Reims may be one of France’s best kept city secrets. Long overshadowed by neighbouring Paris, Reims is a secret haven of cultural, artistic and historical attractions and her beauty is emphasised by magnificent grand buildings and fragrant tree-lined streets.
Tourism is big business in this striking city and its inhabitants are proud to showcase its long and rich diverse history. Old meets new here; Reims’ ancient monuments stand proud next to elegant and modern buildings, blending the two to create a wonderfully cultured atmosphere.
The number one attraction in Reims is the Cathédrale Notre Dame. A tour around this grand building equals a tour through France’s long history. The cathedral started construction in 1211 and was essentially finished a century later. It stands on the site of 5th century churches, making it an important religious site for the city. This impressive Gothic cathedral was the location where Charles VII was coroneted with Joan of Arc standing by his side in 1429. As you walk down the centre you can almost imagine walking in the footsteps of royalty and historical heroes.
The Basilique St-Rémi is another tourist hotspot that draws visitors to it like a moth to a flame. An important UNESCO World Heritage Site, this stunning Benedictine abbey was the place where King Clovis and 3000 soldiers were baptized by Bishop Remigius. The facade of the building still manages to take your breath away despite the fact that its Romanesque styling has been mostly worn away. Its early Gothic design is clearly evident and the two styles showcase its extensive and powerful history.
If you are interested in more modern history, then one of the things to do is pay the Musée de la Reddition a visit. Found in the northwest of the city, this was the location where Nazi Germany officially surrendered in May 1945. The old maps are on display for all to see and there is an interesting film in English, French and German which tells of the history of the war and its end.

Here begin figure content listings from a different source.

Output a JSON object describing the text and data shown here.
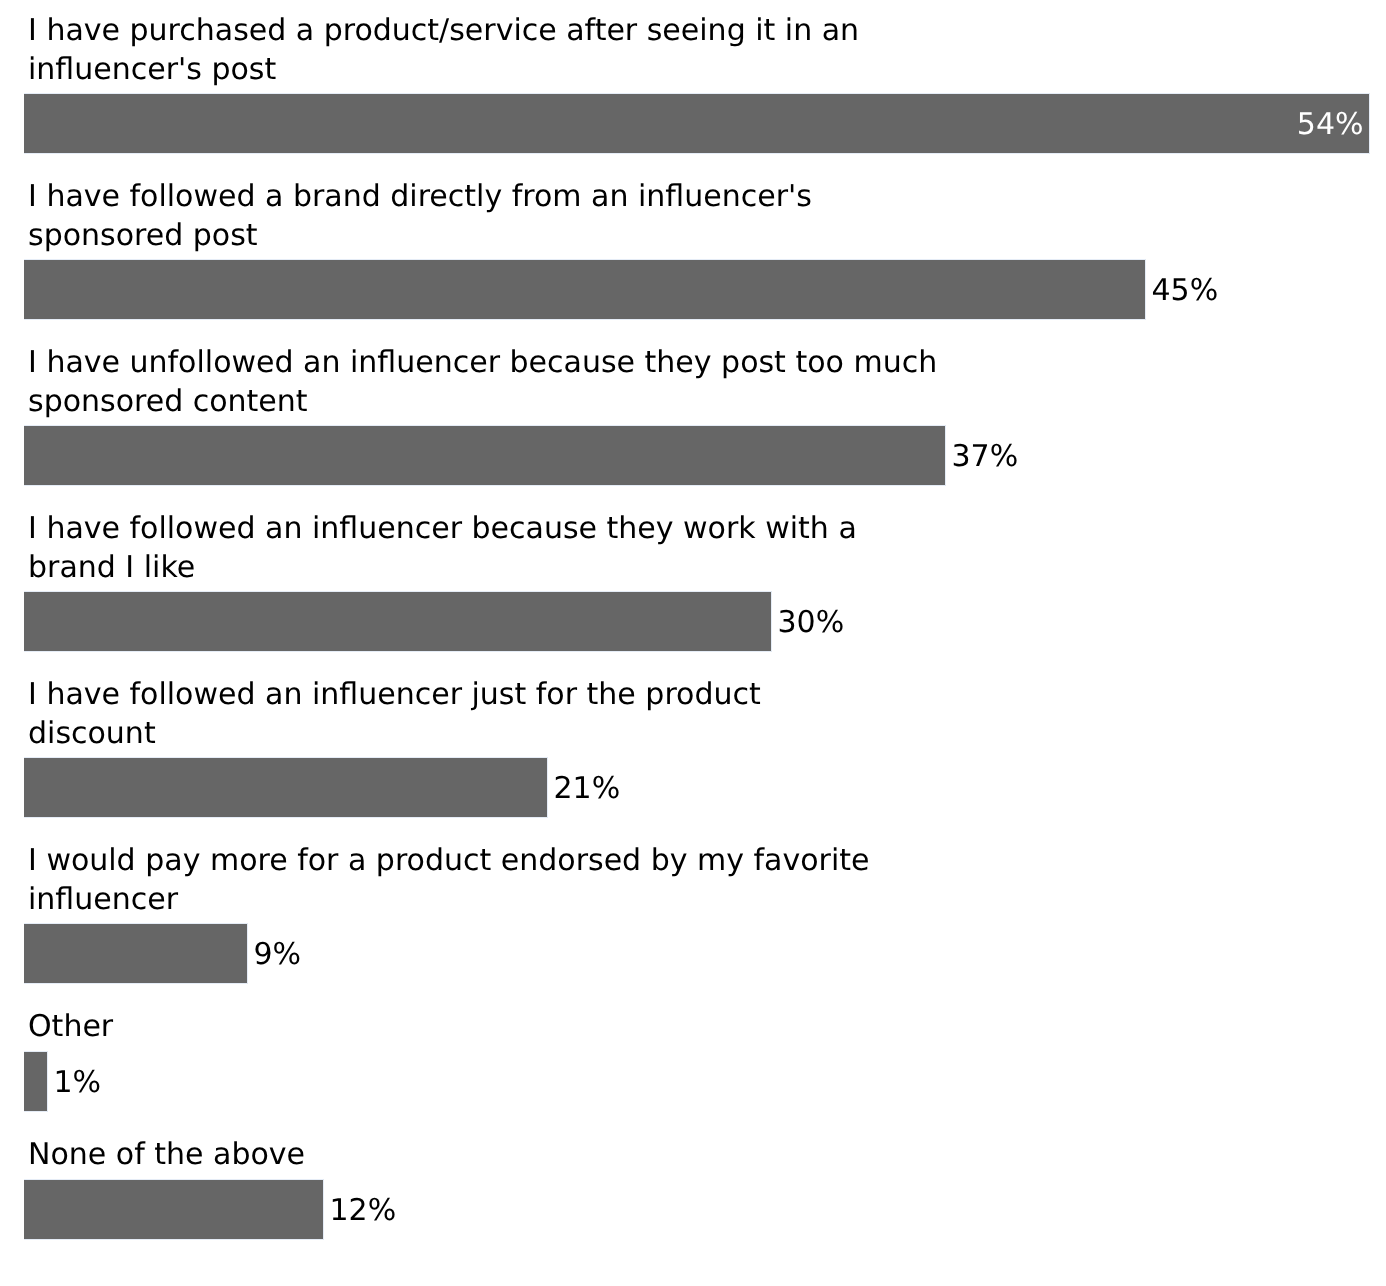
{
  "chart_data": {
    "type": "bar",
    "orientation": "horizontal",
    "color": "#666666",
    "categories": [
      "I have purchased a product/service after seeing it in an influencer's post",
      "I have followed a brand directly from an influencer's sponsored post",
      "I have unfollowed an influencer because they post too much sponsored content",
      "I have followed an influencer because they work with a brand I like",
      "I have followed an influencer just for the product discount",
      "I would pay more for a product endorsed by my favorite influencer",
      "Other",
      "None of the above"
    ],
    "values": [
      54,
      45,
      37,
      30,
      21,
      9,
      1,
      12
    ],
    "value_labels": [
      "54%",
      "45%",
      "37%",
      "30%",
      "21%",
      "9%",
      "1%",
      "12%"
    ]
  }
}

For something different and a little more light on the heart, a visit to one of the region’s champagne caves should not be missed out upon. The French are famous for their champagne and several of the producers offer tours with a fabulous tasting session at the end for all to enjoy. The three most popular places are Mumm, Pommery and Taittinger.
Reims is very proud of its gastronomical heritage and although champagne may be what it’s known for outside France, it has a long history of producing gingerbread. There is no place on earth that makes gingerbread the way Reims’ traditional chefs makes it. However, if you are not a fan of gingerbread, the restaurants here offer a range of traditional French cuisine to make your tastebuds quiver in anticipation.
The accommodation in Reims is utterly charming and delightful. Many of the hotels, guesthouses and B&Bs have won national and international awards for the services and the prices here are much more reasonable than other cities in northern France.
Reims is a city that will leave you fascinated and in awe. It welcomes you with open arms and will never let you go, making a destination that never leaves your heart.